Whether a few hours or more, it’s hard for pets, but it’s a fact of life and is often unavoidable. The key question, though, is do you know what your pet is getting up to while you are away? Do you know if they are miserable and doing themselves real mental harm, or if they just silently snooze away the down time?

We have outlined below some top tips for leaving your pets home alone. These can all be really helpful in making them as calm as possible, but the latest technology means that you can now monitor your pets while out of the house using some really clever kit and without breaking the bank, certainly for no more than £100.

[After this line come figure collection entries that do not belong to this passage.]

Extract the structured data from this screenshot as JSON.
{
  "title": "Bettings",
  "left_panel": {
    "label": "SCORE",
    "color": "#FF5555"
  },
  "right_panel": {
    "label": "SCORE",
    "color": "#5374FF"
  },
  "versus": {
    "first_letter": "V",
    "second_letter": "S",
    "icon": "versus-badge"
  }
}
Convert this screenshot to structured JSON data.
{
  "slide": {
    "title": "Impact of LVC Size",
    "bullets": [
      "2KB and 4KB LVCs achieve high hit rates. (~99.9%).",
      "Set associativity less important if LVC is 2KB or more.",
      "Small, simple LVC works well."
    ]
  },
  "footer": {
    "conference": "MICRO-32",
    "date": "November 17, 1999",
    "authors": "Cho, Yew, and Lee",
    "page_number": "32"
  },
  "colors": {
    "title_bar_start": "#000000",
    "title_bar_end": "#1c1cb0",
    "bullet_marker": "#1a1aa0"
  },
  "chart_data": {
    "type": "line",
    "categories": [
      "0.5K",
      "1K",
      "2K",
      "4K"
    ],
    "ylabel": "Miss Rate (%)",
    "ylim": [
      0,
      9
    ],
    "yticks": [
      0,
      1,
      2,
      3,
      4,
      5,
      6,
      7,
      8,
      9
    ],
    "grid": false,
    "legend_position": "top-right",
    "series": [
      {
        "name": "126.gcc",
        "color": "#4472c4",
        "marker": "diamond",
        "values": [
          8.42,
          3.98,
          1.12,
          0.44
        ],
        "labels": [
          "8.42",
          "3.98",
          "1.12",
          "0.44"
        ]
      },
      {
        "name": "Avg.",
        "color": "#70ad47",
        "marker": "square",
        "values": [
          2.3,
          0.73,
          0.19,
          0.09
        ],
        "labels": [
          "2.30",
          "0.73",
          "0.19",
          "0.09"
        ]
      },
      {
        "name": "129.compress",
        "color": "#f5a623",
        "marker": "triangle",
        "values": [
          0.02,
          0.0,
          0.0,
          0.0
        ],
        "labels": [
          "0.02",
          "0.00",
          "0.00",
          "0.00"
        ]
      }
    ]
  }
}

Five top tips for leaving your pet at home:

1. Give them a proper goodbye
Getting your pets into a routine so that they know when you are going to be away for a longer period can help ensure they aren’t sat worrying about you not coming back.

A good hug and some love before you leave, leaving them in the same place and heading out of the same door, can get them into the routine and keep them calm.

2. Make sure they are comfy
We get it – we are all busy people. But rushing out the door without leaving your pet with a comfy bed and a full water bowl isn’t right. Make sure that when you do leave them that you give them as many home comforts as possible.

3. Leave them with a neighbour
On good terms with your neighbours and know they are pet lovers? Why not ask the question if they can take them for a few hours.

4. Don’t leave them for more than a few hours without someone checking in
Know you are going to be away from 6am to 10pm? Don’t leave them alone for that length of time. It’s just not fair. Ask a friend to drop in and let them out, give them some food and a good hug.

If you can afford it, dog walkers or day-care are well worth considering, especially if you don’t have anyone obvious locally who can do you a favour and check-in on them.

5. Not usually left alone? Get some training
If you know you are going to be leaving your pet alone for the first time and you have the foresight, it is very wise to get them used to being apart while you are at home.

Pop the dog or cat wherever you are going to leave them – a utility room, kitchen, wherever, but with their bed, water and other comforts – and leave them solo for a shorter time. It can even help to leave them alone but within your sight – behind a glass door, for example – so they get used to calming down but in the knowledge you are still there.

Doing this and increasing the time you are away from them gradually will significantly help when it comes to you being away for longer period. It’s common sense really: going from constant contact to 15 minutes apart is far easier for them than suddenly disappearing for four hours.